Given that staggeringly low success rate — four playoff berths, two playoff wins — during a long run on a talent-laden team, Romo never can be considered equal to Staubach or Aikman. Any Cowboys fan who points to Romo’s laundry list of 49 300-yard passing games or 42 3-passing-touchdown efforts is fooling himself. It’s a different game, far more passer-friendly than it was in the 1990s and in the 1970s.
Sure, Staubach and Aikman each had better defenses, running games and offensive lines, and each played for a better head coach than Romo. But the regular-season wins and fantasy football-endearing numbers is a classic episode of comparing apples to oranges. Staubach and Aikman were top-tier regular-season quarterbacks of their era as well as postseason magicians. Romo was not. In Romo’s four playoff losses, the Cowboys offense managed 1 second-half touchdown.
It shouldn’t be a shock to anyone that Romo forever will sit behind Aikman and Staubach in the pantheon of Dallas passers. A far more relevant question than “Is Romo the best quarterback in Cowboys history?” would be “Is Romo the third-best quarterback in Cowboys history?” And, to that, the answer is a resounding “yes.”
Meredith was as flashy as Romo, displaying a knack for long touchdown throws and fourth-quarter comebacks. But his body of work is too limited to be considered the franchise’s bronze medalist. He was Dallas’ full-time starter for six seasons. Because the number of playoff berths awarded per season during the 1960s was far fewer than the number awarded now, there’s less to judge him on.
That’s not the case for White, who won more playoff games as a starter — five to Romo’s two — and earned more playoff berths — five to Romo’s four. But unlike Romo, White was not the centerpiece of those offenses, running back Tony Dorsett was. And aside from one incredible fourth-quarter comeback over Atlanta in 1980 — truly his signature performance in a Cowboys uniform — White was never an improvising, risk-taking, drama-fueling quarterback like Staubach, or even Romo.
This rich, varied history of Dallas Cowboys quarterbacks has put the position on the same level of majesty and importance as center field for the New York Yankees or center for the Los Angeles Lakers: multiple fabled players have graced the same spot in the same lineup. And for Romo’s final resting place in NFL history, that fact is his gift and his curse.

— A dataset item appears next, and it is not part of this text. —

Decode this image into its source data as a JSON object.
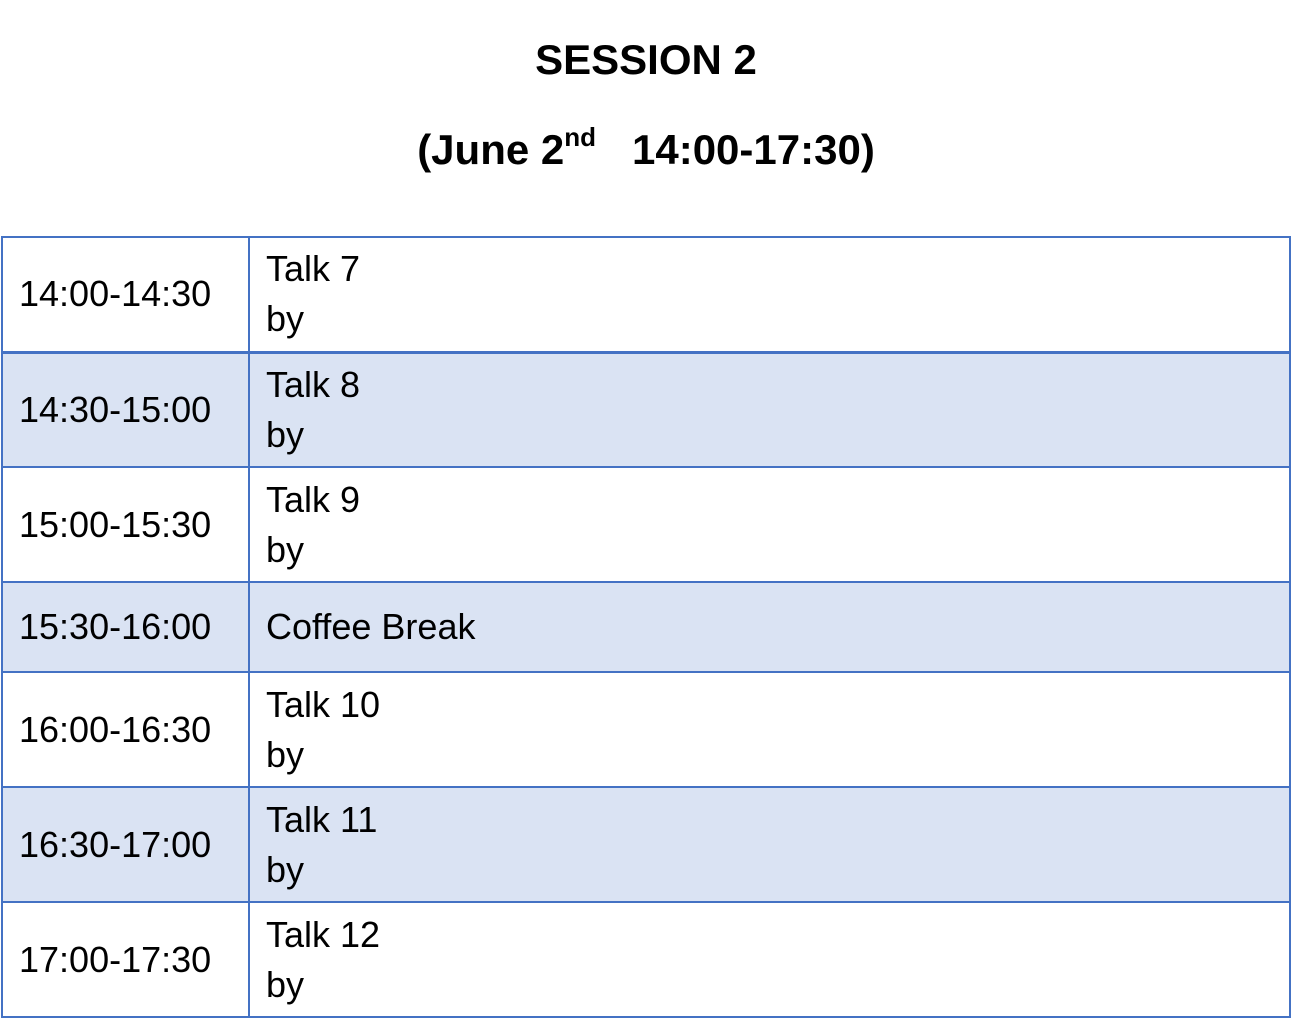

Because he was the quarterback of the Dallas Cowboys — one of the most polarizing franchises in American sports — people noticed and cared about him far more than they would have had he played in Arizona or Buffalo or San Diego. Measured against the enormous figures of Staubach and Aikman — and to a lesser degree White and Meredith — Romo’s successes were magnified. Cowboys fans flashed back to the glory days of the 1970s and/or the 1990s whenever Romo marched his offense down the field for a spirited fourth quarter-earned victory.
But the flip side to that déjà vu means Romo’s failures were as intensely magnified. To never even come close to appearing in a Super Bowl — let alone winning one or several as Staubach and Aikman did — always will keep Romo at arm’s length from his heroic predecessors.